The therapeutic potential of iADCs
NBE-Therapeutics has demonstrated in preclinical models that iADCs eradicate tumor cells through effective targeting and elicit strong, long-lasting antitumor immunity. This immunity even prevents tumor regrowth if the iADC-cured animals are rechallenged with the same tumor type.
If this performance translates into humans, iADCs will transform cancer care by both wiping out tumors and by activating the immune system against residual tumor cells.
The immune-stimulatory function of iADCs also suggests the drugs will combine effectively with checkpoint inhibitors. Suboptimal dosing of both iADCs and checkpoint inhibitors has shown strong synergistic antitumor responses beyond those achievable by either drug individually.

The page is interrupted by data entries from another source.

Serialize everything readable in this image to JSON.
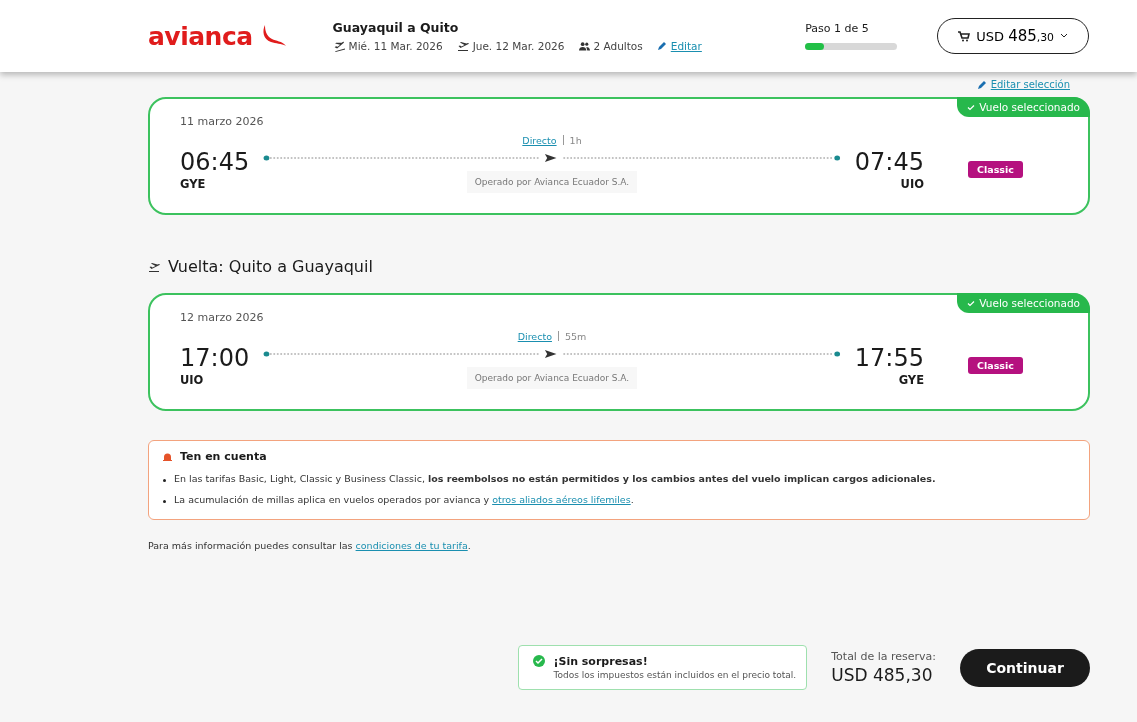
{
  "header": {
    "logo": "avianca",
    "route": "Guayaquil a Quito",
    "departure_date": "Mié. 11 Mar. 2026",
    "return_date": "Jue. 12 Mar. 2026",
    "passengers": "2 Adultos",
    "edit_link": "Editar",
    "step": {
      "label": "Paso 1 de 5",
      "level": 0.2
    },
    "cart": {
      "currency": "USD",
      "amount": "485",
      "cents": ",30"
    }
  },
  "edit_selection": "Editar selección",
  "flights": [
    {
      "badge": "Vuelo seleccionado",
      "selected": true,
      "date": "11 marzo 2026",
      "depart_time": "06:45",
      "depart_code": "GYE",
      "arrive_time": "07:45",
      "arrive_code": "UIO",
      "stops": "Directo",
      "duration": "1h",
      "operator": "Operado por Avianca Ecuador S.A.",
      "fare": "Classic"
    },
    {
      "heading": "Vuelta: Quito a Guayaquil",
      "badge": "Vuelo seleccionado",
      "selected": true,
      "date": "12 marzo 2026",
      "depart_time": "17:00",
      "depart_code": "UIO",
      "arrive_time": "17:55",
      "arrive_code": "GYE",
      "stops": "Directo",
      "duration": "55m",
      "operator": "Operado por Avianca Ecuador S.A.",
      "fare": "Classic"
    }
  ],
  "notice": {
    "title": "Ten en cuenta",
    "items": [
      {
        "kind": "text",
        "text": "En las tarifas Basic, Light, Classic y Business Classic, **los reembolsos no están permitidos y los cambios antes del vuelo implican cargos adicionales.**"
      },
      {
        "kind": "link",
        "text": "La acumulación de millas aplica en vuelos operados por avianca y ",
        "link": "otros aliados aéreos lifemiles",
        "after": "."
      }
    ]
  },
  "info": {
    "text": "Para más información puedes consultar las ",
    "link": "condiciones de tu tarifa",
    "after": "."
  },
  "footer": {
    "promise_title": "¡Sin sorpresas!",
    "promise_text": "Todos los impuestos están incluidos en el precio total.",
    "total_label": "Total de la reserva:",
    "total": "USD 485,30",
    "continue": "Continuar"
  }
}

NBE-Therapeutics has recently selected its first iADC development program targeting the tumor-associated antigen receptor tyrosine kinase-like orphan receptor 1 (ROR1). The planned clinical development program will initially target triple-negative breast cancer and lung adenocarcinoma, indications in which a significant fraction of patients express ROR1.
Anti-ROR1 iADC NBE-002, the first and presumably best-in-class ROR1-targeted ADC therapy, will serve as a proving ground for NBE-Therapeutics’ technologies. NBE-002 could mark the beginning of the end for ADC development difficulties, leading to better drugs for patients with a range of cancers.